Operators
A linear map between two vector spaces \mathcal{H} and \mathcal{K} is a function A\colon\mathcal{H}\to\mathcal{K} that respects linear combinations:
A(c_1|v_1\rangle+c_2|v_2\rangle)=c_1 A|v_1\rangle+c_2 A|v_2\rangle
for any vectors |v_1\rangle,|v_2\rangle and any complex numbers c_1,c_2.
We will focus mostly on endomorphisms, that is, maps from \mathcal{H} to \mathcal{H}, and we will call them operators.
The symbol \mathbf{1} is reserved for the identity operator that maps every element of \mathcal{H} to itself (i.e. \mathbf{1}|v\rangle=|v\rangle for all |v\rangle\in\mathcal{H}).
The product BA of two operators A and B is the operator obtained by first applying A to some ket |v\rangle and then B to the ket which results from applying A:
(BA)|v\rangle = B(A|v\rangle).
The order does matter: in general, BA\neq AB.
In the exceptional case in which AB=BA, one says that these two operators commute.
The inverse of A, written as A^{-1}, is the operator that satisfies AA^{-1}=\mathbf{1}=A^{-1}A.
For finite-dimensional spaces, one only needs to check one of these two conditions, since any one of the two implies the other, whereas, on an infinite-dimensional space, both must be checked.
Finally, given a particular basis, an operator A is uniquely determined by the entries of its matrix: A_{ij}=\langle i|A|j\rangle.
The adjoint, or Hermitian conjugate, of an linear map A, denoted by A^\dagger, is defined by the relation
\begin{gathered}
\langle i|A^\dagger|j\rangle
= \langle j|A|i\rangle^\star
\\\text{for all $|i\rangle,|j\rangle\in\mathcal{H}$}
\end{gathered}
and \dagger turns (n\times m) matrices into (m\times n) matrices.
An operator A is said to be
- normal if AA^\dagger = A^\dagger A
- unitary if A^\dagger=A^{-1}
- Hermitian (or self-adjoint) if A^\dagger = A.
In particular then, being unitary implies being normal, since if A^\dagger=A^{-1} then AA^\dagger=A^\dagger A, since both of these are equal to \mathbf{1}.
Note also that unitary and Hermitian operators must indeed be operators, i.e. they are represented by a square matrix.
Any physically admissible evolution of an isolated quantum system is represented by a unitary operator.
Note that unitary operators preserve the inner product: given a unitary operator U and two kets |a\rangle and |b\rangle, and defining |a'\rangle=U|a\rangle and |b'\rangle=U|b\rangle, we have that
\begin{gathered}
\langle a'|=\langle a|U^\dagger
\\\langle b'|=\langle b|U^\dagger
\\\langle a'|b'\rangle=\langle a|U^\dagger U|b\rangle=\langle a|\mathbf{1}|b\rangle=\langle a|b\rangle.
\end{gathered}
Preserving the inner product implies preserving the norm induced by this product, i.e. unit state vectors are mapped to unit state vectors, i.e. unitary operations are the isometries of the Euclidean norm.

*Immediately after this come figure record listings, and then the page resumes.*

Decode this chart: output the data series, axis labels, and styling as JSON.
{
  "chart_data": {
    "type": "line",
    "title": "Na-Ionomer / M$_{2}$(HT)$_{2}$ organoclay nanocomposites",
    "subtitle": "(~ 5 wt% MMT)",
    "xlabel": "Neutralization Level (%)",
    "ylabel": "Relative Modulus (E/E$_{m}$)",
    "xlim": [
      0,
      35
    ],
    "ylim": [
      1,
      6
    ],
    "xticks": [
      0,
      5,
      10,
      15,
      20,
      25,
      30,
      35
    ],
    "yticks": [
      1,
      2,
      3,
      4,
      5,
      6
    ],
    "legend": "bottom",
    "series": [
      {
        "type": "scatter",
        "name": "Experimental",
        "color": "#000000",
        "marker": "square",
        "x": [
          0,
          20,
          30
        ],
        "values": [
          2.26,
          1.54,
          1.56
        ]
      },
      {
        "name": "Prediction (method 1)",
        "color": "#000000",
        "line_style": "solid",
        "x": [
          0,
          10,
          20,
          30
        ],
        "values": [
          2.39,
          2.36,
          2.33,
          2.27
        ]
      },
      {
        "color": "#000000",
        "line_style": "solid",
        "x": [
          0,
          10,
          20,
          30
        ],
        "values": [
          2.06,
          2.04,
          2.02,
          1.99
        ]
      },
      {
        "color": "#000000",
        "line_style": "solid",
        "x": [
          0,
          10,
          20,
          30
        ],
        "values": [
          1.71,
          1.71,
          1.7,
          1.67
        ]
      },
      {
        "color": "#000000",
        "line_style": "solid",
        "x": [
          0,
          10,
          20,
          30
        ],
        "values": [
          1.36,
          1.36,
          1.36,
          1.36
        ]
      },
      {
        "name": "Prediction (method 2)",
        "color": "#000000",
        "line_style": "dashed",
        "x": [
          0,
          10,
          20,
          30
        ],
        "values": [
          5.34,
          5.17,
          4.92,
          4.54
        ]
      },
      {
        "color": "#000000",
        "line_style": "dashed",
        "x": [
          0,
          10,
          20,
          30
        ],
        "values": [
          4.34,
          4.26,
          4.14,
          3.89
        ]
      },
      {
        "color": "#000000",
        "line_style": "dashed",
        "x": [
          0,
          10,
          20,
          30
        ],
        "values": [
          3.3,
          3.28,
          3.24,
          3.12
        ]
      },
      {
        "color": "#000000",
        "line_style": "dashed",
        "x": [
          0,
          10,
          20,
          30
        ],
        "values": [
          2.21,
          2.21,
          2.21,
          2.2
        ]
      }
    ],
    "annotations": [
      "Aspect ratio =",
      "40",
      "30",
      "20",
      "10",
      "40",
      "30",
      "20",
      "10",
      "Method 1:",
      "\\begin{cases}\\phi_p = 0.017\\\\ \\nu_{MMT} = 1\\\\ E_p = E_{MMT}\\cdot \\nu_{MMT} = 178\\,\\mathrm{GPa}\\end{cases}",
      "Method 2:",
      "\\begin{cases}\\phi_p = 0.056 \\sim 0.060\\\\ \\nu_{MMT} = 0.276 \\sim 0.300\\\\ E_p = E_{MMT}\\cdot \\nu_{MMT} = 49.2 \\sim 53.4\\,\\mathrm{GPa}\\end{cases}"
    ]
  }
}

This whole package of stuff and properties and structure (i.e. finite dimensional Hilbert spaces with linear maps and the dagger) bundles up into an abstract framework called a dagger compact category.
We will not delve into the vast world of category theory in this book, and to reach an understanding of all the ingredients that go into the one single definition of dagger compact categories would take more than a single chapter.
But it’s a good idea to be aware that there are researchers in quantum information science who work entirely from this approach, known as categorical quantum mechanics.
One particular method within this approach is the use of string diagrams, which allow for the use of so-called diagrammatic reasoning, with the ZX-calculus being a particularly successful example.
For an introduction to string diagrams of this flavour, it’s maybe a good idea to start with understanding how they can express the linear algebra that you already know.
For example, Pawel Sobocinski’s “Graphical Linear Algebra” aims to teach linear algebra entirely through the introduction of string diagrams.